RIO DE JANEIRO – As recentes declarações do procurador-geral da Justiça do Rio, Antonio Carlos Biscaia, defendendo a intervenção das Forças Armadas no Estado para combater a criminalidade, provocam dupla surpresa.
Diante de uma platéia de estudantes de direito, Biscaia baseou sua sugestão no fato de, segundo ele, a polícia local estar envolvida com o crime organizado –narcotráfico e jogo do bicho.
Seria apenas um radicalismo do procurador, não fosse também uma contradição.
Radicalismo porque a Constituição federal, que define o papel das Forças Armadas e também das polícias, não deixa margem de dúvida: à Polícia Federal cabe "prevenir e reprimir o tráfico ilícito de entorpecentes e drogas afins" (art. 144).
Enquanto as Forças Armadas, ainda segundo a Constituição, "destinam-se à defesa da pátria, à garantia dos poderes constitucionais e, por iniciativa de qualquer destes, da lei e da ordem".
Ok, quem sabe o procurador esteja tão alarmado com a situação que já queira partir logo para o Exército, descartando o contingente "são" da polícia local ou uma ação efetiva, contundente e permanente da Polícia Federal.
Ele poderia, então, se valer da influência de seu cargo e sugerir ao procurador-geral da República que pedisse a intervenção no Estado, providência mais efetiva do que discurso para estudantes.
Mas ainda há a contradição: Biscaia também disse aos estudantes não acreditar nas origens socioeconômicas da criminalidade no Rio.
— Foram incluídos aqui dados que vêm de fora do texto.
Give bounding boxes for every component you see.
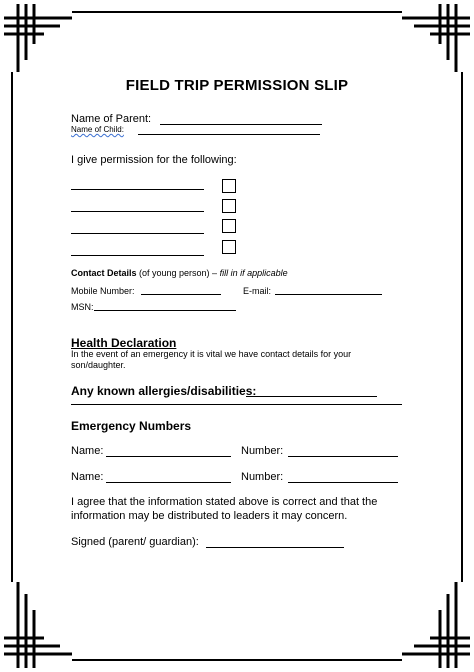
agreement-line1: I agree that the information stated above is correct and that the [71,496,378,508]
emergency-number-field[interactable] [288,456,398,457]
signature-field[interactable] [206,547,344,548]
mobile-field[interactable] [141,294,221,295]
health-declaration-heading: Health Declaration [71,336,177,350]
child-name-label: Name of Child: [71,125,124,134]
permission-line[interactable] [71,255,204,256]
contact-subtitle: (of young person) – [136,268,220,278]
health-text-line2: son/daughter. [71,360,126,370]
contact-note: fill in if applicable [219,268,288,278]
permission-checkbox[interactable] [222,240,236,254]
msn-label: MSN: [71,302,94,312]
permission-line[interactable] [71,233,204,234]
permission-line[interactable] [71,189,204,190]
emergency-number-field[interactable] [288,482,398,483]
emergency-number-label: Number: [241,445,284,457]
health-text-line1: In the event of an emergency it is vital we have contact details for your [71,349,352,359]
page-title: FIELD TRIP PERMISSION SLIP [125,77,349,94]
permission-checkbox[interactable] [222,179,236,193]
parent-name-field[interactable] [160,124,322,125]
contact-heading-text: Contact Details [71,268,137,278]
permission-checkbox[interactable] [222,219,236,233]
agreement-line2: information may be distributed to leaders it may concern. [71,510,348,522]
contact-details-heading [71,268,288,278]
emergency-name-field[interactable] [106,456,231,457]
email-label: E-mail: [243,286,272,296]
parent-name-label: Name of Parent: [71,113,152,125]
allergies-label: Any known allergies/disabilities: [71,384,257,398]
emergency-name-label: Name: [71,445,104,457]
msn-field[interactable] [94,310,236,311]
emergency-name-field[interactable] [106,482,231,483]
permission-text: I give permission for the following: [71,154,237,166]
allergies-extra-line[interactable] [71,404,402,405]
email-field[interactable] [275,294,382,295]
permission-checkbox[interactable] [222,199,236,213]
signed-label: Signed (parent/ guardian): [71,536,199,548]
allergies-field[interactable] [246,396,377,397]
mobile-label: Mobile Number: [71,286,135,296]
child-name-field[interactable] [138,134,320,135]
emergency-numbers-heading: Emergency Numbers [71,419,192,433]
permission-line[interactable] [71,211,204,212]
emergency-number-label: Number: [241,471,284,483]
emergency-name-label: Name: [71,471,104,483]
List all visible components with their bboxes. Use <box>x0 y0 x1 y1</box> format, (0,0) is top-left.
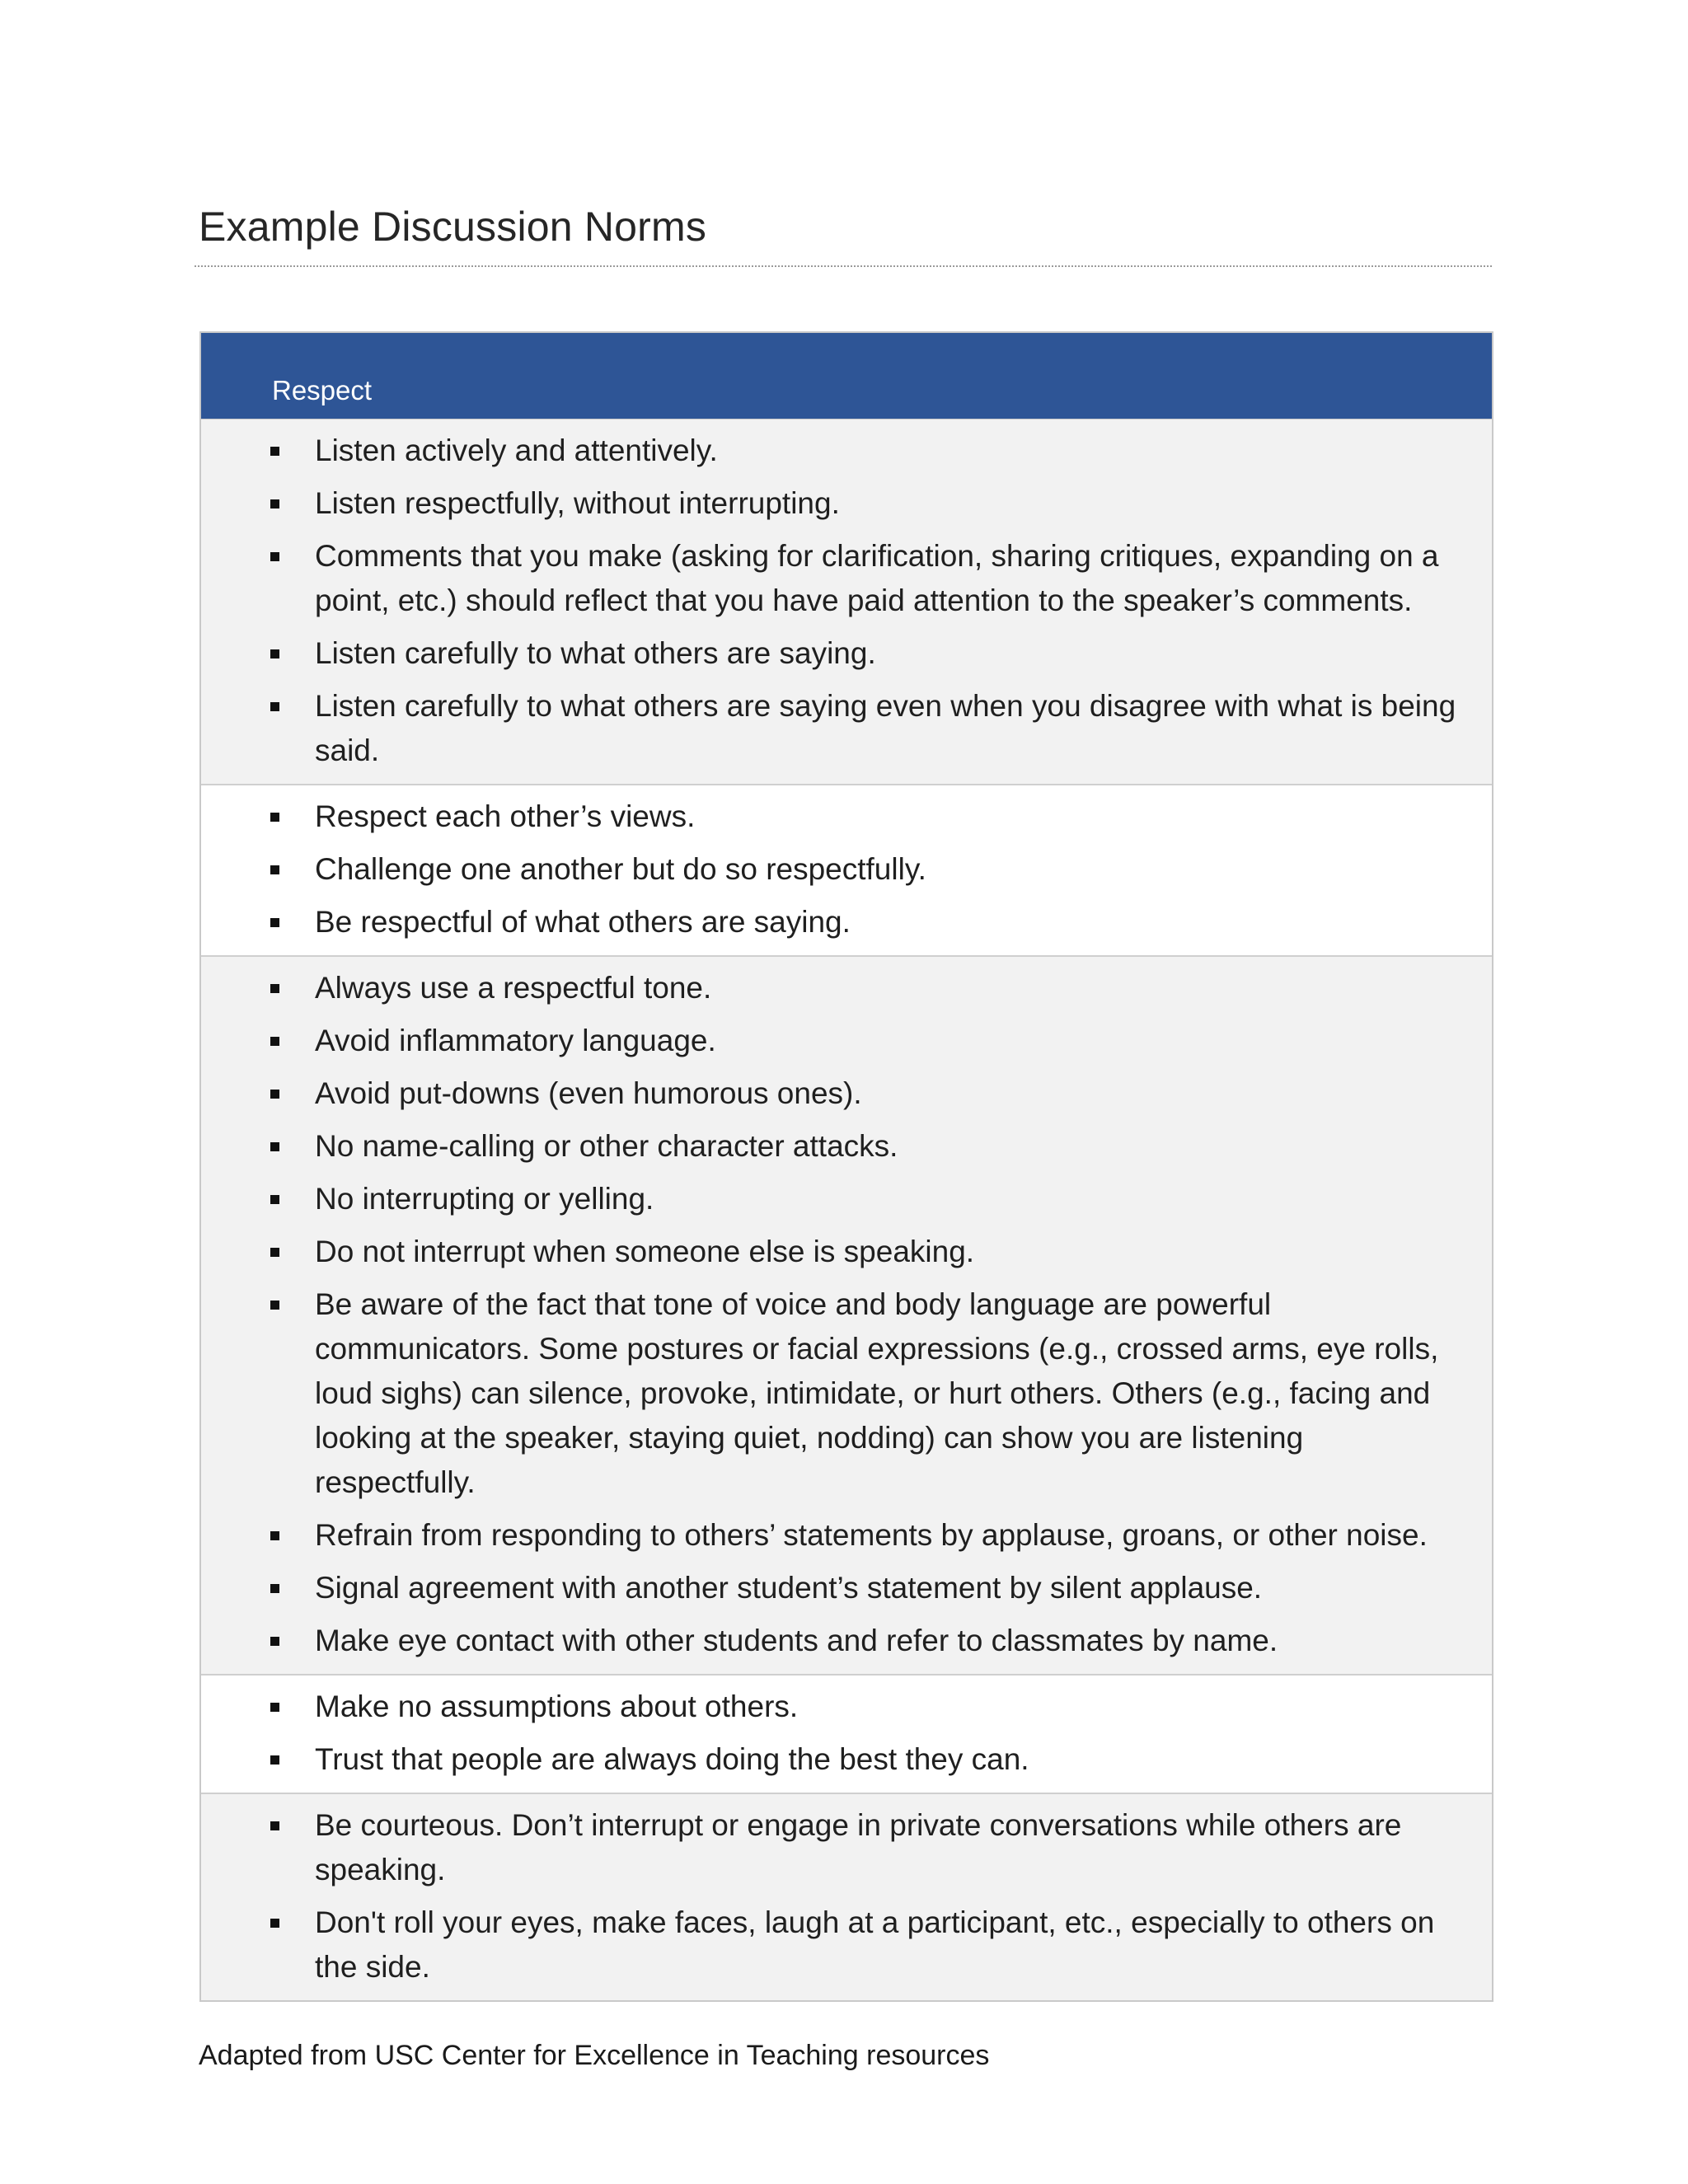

Para ele, há muita gente rica envolvida.
Ora, desde quando soldado de fuzil em punho e fardamento de campanha invade favelas dominadas pelo tráfico para combater criminosos "de colarinho branco"?
O Estado democrático dispõe de instrumentos para combater tanto a criminalidade nas favelas quanto seus supostos beneficiários sem precisar pedir ajuda aos quartéis.
Biscaia certamente sabe disso. Afinal, sua própria função –procurador da Justiça– é um dos pilares do Estado democrático. Mas ele prefere, como disse, radicalizar.